Alberto no quería ir al colegio, cada noche se lo repetía a su madre. Pero sobre todo odiaba ir a natación, clase obligatoria una vez a la semana.

—Alberto, ¿por qué no quieres ir? Eres buen nadador.

—Mamá, me llaman gordo y maricón entre otras cosas. «¡Ahí viene la sirenita!», gritan. «¡Atención, un tsunami!». Y yo lucho por no llorar y confío en que mi estúpido llanto se confunda con el agua de la piscina, pero no funciona y acaban imitándome y llorando como bebés.

—¿Y qué hace el profesor?

—El profesor se mira el reloj, mamá.

—Alberto, ¿también te pegan?

—¿Sabes, mamá? Las palabras pueden doler mucho más que los golpes.

Y eso, Alberto, que ha probado ambos, lo sabe bien.

—Mamá, a veces imagino que soy como una cajita de madera y que si la agitas puedes escuchar las pequeñas piezas rotas en su interior y ¿sabes, mamá? no encuentro forma de arreglarlo.

—Alberto, no sé, yo creo que esa cajita es única y que es precisamente como es gracias a esas piezas sueltas y, en cualquier caso, siempre podemos abrirla y tratar de arreglarla, comprar piezas de repuesto. Hijo, siempre habrá personas que traten de hacerte sentir pequeño o inseguro. Siempre encontrarás quien disfrute con el dolor ajeno. Aléjate, huye de esa gente.

—¿Me lo dices en serio? ¿Qué haces tú con papá entonces?

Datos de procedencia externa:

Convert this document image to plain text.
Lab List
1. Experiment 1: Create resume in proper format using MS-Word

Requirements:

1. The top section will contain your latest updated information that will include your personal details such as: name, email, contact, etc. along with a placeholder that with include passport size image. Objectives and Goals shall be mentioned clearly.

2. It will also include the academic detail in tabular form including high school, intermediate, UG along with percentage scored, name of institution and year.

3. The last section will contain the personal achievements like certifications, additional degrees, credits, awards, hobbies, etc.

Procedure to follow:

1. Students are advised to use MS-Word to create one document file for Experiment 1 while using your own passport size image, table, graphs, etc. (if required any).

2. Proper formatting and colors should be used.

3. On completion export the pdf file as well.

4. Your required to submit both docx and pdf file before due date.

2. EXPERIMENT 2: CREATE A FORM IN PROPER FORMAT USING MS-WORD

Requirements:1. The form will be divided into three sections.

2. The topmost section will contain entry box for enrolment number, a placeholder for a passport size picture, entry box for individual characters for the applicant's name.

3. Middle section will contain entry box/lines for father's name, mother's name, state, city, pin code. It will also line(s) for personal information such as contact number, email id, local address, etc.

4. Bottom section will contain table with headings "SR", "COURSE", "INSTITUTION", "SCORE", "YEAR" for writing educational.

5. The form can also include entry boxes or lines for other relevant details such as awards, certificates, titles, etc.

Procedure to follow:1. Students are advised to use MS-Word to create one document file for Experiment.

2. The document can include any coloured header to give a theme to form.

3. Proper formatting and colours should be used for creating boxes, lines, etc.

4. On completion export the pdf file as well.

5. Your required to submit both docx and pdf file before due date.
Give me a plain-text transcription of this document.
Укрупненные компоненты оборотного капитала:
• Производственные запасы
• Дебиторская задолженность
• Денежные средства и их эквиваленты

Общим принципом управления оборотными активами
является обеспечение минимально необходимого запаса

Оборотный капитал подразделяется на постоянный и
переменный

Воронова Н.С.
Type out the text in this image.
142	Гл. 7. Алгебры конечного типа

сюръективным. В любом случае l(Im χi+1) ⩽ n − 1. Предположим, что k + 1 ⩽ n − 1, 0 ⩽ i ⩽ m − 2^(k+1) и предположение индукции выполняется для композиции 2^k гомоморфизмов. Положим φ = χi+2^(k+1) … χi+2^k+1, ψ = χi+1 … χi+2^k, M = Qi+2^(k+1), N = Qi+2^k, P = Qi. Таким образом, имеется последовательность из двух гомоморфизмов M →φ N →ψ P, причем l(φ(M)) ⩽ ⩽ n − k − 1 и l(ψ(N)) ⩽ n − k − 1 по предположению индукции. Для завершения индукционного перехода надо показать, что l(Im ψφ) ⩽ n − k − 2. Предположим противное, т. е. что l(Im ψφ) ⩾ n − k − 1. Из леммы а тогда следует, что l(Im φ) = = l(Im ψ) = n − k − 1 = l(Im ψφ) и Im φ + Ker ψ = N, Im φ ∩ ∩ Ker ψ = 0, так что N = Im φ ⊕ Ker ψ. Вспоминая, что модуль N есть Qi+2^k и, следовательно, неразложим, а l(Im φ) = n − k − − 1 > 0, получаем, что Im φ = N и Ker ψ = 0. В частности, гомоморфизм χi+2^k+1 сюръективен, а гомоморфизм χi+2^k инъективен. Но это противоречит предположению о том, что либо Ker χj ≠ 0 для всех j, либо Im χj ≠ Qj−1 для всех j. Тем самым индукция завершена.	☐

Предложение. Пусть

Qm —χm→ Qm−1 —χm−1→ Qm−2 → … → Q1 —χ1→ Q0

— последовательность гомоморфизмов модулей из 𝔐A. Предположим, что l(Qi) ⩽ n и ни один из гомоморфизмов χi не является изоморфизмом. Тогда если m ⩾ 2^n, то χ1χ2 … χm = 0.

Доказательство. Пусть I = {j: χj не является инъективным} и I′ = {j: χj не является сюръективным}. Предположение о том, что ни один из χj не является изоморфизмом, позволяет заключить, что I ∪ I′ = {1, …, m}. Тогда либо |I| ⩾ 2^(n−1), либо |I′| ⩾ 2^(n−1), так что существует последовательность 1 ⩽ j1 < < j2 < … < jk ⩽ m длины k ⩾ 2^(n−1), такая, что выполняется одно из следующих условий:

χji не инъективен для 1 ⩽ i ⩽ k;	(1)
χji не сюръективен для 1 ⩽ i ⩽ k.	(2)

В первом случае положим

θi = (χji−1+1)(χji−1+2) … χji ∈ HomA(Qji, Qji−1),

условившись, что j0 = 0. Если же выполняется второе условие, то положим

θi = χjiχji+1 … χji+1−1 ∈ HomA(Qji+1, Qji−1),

Emilia, como tantas veces, no tiene respuesta.

—Mañana no quiero ir al cole, mamá. No quiero. No quiero.

—Vete a dormir, mañana será otro día.

En pocos minutos Emilia encontrará el cuerpo de su pequeño, como una hoja a punto de caer abatida por el viento y el tiempo, como una cajita con piezas, rotas por siempre, pendiente de un hilo.

Suena el despertador. A Emilia le cuesta abrir los ojos. Sin hacerlo dirige su mano a la mesilla con la intención de apagar la infernal maquinaria y nota la textura de papel que lo cubre.

Reconoce la letra temblorosa de Alberto.

«Mamá, si pudiese elegir con el dedo entre todas las mujeres del mundo a una para que fuera mi madre, serías tú. Te quiero. Alberto».